Final: Güneş'in Sonu

47 12 39
                                    

Günümüz...

" O an gerçekten emin oldum hasta olmadığına. Bütün suçları benim üzerime yıkmak için planlar yapmış. Ceza olarak Şubar'ı öldürdü. Keşke o gün, onun yerine ben ölseydim. Onu yerde öyle görünce, gerçekten ölmeyi istedim biliyor musun?"

Esra, gözyaşlarını silmesi için Güneş'e peçete uzattı.

" Çok tuhaf bir adammış. "

" Tuhaf mı? O çok kötü bir adamdı. Şike ortaya çıkarsa eğer benim üstüme atabilecekti Zafer'in başına geleni. "

" Sonra ne oldu ?"

" Ben, bir gece nezarethanede kaldım. Ertesi sabah serbest bırakıldım ama yurtdışına çıkış yasağı koyulmuştu. Sonra gazete basıldı. Bütün Türkiye, o adamın nasıl biri olduğunu öğrenecekti. Eğer Borislav o sabaha sağ çıkabilseydi. "

2004/ Mayıs

Bütün ev ahalisi toplanmıştı. Nejla gece olanları haber alıp ilk uçakla Türkiye'ye geri dönmüştü. Herkes, bütün gazetere bakmıştı. Evde sadece haber kanalları izleniyordu.
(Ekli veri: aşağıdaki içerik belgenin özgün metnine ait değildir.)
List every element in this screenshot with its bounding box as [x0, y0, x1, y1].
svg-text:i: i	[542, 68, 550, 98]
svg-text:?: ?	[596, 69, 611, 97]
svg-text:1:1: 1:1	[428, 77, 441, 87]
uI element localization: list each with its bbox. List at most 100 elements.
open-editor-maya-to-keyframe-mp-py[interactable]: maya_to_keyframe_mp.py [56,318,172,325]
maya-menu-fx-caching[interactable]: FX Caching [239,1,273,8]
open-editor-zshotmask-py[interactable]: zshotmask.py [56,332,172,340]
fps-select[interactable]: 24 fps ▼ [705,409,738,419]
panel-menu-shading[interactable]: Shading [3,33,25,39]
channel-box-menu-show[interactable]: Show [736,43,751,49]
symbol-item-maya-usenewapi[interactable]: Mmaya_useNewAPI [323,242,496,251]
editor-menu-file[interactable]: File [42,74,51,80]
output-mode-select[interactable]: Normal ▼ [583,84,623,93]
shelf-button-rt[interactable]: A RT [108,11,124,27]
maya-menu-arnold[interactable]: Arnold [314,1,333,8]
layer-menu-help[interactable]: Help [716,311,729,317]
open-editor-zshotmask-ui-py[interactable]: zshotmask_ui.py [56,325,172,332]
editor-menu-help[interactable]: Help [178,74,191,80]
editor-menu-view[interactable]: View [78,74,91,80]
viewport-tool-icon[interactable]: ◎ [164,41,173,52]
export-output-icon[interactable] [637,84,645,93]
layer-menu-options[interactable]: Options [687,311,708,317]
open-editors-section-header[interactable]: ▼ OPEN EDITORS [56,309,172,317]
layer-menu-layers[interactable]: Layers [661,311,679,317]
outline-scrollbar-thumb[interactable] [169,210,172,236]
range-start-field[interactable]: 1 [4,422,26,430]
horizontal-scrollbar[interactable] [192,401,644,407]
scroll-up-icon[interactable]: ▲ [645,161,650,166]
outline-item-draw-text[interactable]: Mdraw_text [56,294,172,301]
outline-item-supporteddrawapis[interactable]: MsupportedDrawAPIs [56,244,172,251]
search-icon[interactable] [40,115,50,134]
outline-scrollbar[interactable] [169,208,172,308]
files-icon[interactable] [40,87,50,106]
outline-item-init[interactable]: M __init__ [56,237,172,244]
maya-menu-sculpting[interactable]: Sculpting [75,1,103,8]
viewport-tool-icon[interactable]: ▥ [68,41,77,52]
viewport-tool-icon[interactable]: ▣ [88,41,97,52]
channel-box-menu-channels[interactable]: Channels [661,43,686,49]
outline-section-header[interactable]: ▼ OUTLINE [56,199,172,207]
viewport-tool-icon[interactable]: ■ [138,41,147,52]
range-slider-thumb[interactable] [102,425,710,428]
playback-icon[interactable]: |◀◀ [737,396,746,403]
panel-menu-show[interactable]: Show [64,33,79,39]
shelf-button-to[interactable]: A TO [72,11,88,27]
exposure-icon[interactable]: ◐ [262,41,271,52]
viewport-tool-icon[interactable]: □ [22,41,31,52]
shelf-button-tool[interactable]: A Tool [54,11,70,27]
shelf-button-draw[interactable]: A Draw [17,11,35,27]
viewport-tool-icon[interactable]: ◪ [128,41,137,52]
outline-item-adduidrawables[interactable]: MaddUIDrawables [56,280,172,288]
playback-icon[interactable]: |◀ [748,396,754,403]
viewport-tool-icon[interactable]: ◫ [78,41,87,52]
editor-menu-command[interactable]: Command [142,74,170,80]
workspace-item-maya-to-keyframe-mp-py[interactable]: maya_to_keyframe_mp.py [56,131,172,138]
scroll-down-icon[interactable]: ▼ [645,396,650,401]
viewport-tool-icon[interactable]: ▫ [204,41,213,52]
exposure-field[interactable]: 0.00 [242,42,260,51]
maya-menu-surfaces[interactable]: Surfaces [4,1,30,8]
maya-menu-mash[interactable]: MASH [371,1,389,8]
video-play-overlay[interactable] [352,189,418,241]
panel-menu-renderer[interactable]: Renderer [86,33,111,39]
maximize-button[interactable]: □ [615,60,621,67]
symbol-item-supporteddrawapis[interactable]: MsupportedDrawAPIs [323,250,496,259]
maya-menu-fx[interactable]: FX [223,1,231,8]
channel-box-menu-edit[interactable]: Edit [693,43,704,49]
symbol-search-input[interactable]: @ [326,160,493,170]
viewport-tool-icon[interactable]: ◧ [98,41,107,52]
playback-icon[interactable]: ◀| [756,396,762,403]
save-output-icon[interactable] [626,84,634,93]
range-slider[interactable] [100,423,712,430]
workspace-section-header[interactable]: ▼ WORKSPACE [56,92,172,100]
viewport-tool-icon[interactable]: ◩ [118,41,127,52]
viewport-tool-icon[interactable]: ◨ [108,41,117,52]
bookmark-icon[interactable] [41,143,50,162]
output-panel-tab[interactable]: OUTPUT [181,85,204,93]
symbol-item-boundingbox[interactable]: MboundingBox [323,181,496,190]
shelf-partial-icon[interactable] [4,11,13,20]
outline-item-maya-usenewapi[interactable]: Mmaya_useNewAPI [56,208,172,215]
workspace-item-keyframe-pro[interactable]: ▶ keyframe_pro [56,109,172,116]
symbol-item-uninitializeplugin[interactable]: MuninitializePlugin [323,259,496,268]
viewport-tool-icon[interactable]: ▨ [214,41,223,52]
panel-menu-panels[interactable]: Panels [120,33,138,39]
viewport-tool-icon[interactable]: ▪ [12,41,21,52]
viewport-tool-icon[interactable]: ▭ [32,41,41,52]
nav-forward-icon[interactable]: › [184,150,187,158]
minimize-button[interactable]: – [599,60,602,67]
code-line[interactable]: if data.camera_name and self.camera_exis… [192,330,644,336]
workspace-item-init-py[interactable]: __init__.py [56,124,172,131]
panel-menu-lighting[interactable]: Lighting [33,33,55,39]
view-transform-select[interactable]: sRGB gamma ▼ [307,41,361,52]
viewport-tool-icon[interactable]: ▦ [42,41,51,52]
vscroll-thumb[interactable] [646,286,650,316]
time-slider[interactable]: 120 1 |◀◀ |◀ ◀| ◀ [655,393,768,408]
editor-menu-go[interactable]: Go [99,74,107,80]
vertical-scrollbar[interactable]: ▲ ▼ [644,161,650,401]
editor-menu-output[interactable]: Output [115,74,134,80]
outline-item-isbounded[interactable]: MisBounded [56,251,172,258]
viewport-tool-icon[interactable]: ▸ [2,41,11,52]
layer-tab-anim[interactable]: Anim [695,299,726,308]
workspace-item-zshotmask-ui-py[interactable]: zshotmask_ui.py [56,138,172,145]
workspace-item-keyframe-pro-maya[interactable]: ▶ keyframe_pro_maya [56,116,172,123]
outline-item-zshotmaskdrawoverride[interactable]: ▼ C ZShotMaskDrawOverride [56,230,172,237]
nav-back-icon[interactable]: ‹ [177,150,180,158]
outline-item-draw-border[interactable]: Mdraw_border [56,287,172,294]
En sonunda Borislav'ın ifadesini almak için polisler onu arıyordu.

" Güneş, şu bacağını sallama. " Güneş, telefonun başında avukatından gelecek haberi bekliyordu. Onu da ifadeye çağırmaları kesindi.

" Tam olarak ne ile suçlanacak bu adam?"

" Belgede sahtecilik, vergi kaçırma, şike, avukat daha dedi ama aklımda kalmadı şimdi Nejla. "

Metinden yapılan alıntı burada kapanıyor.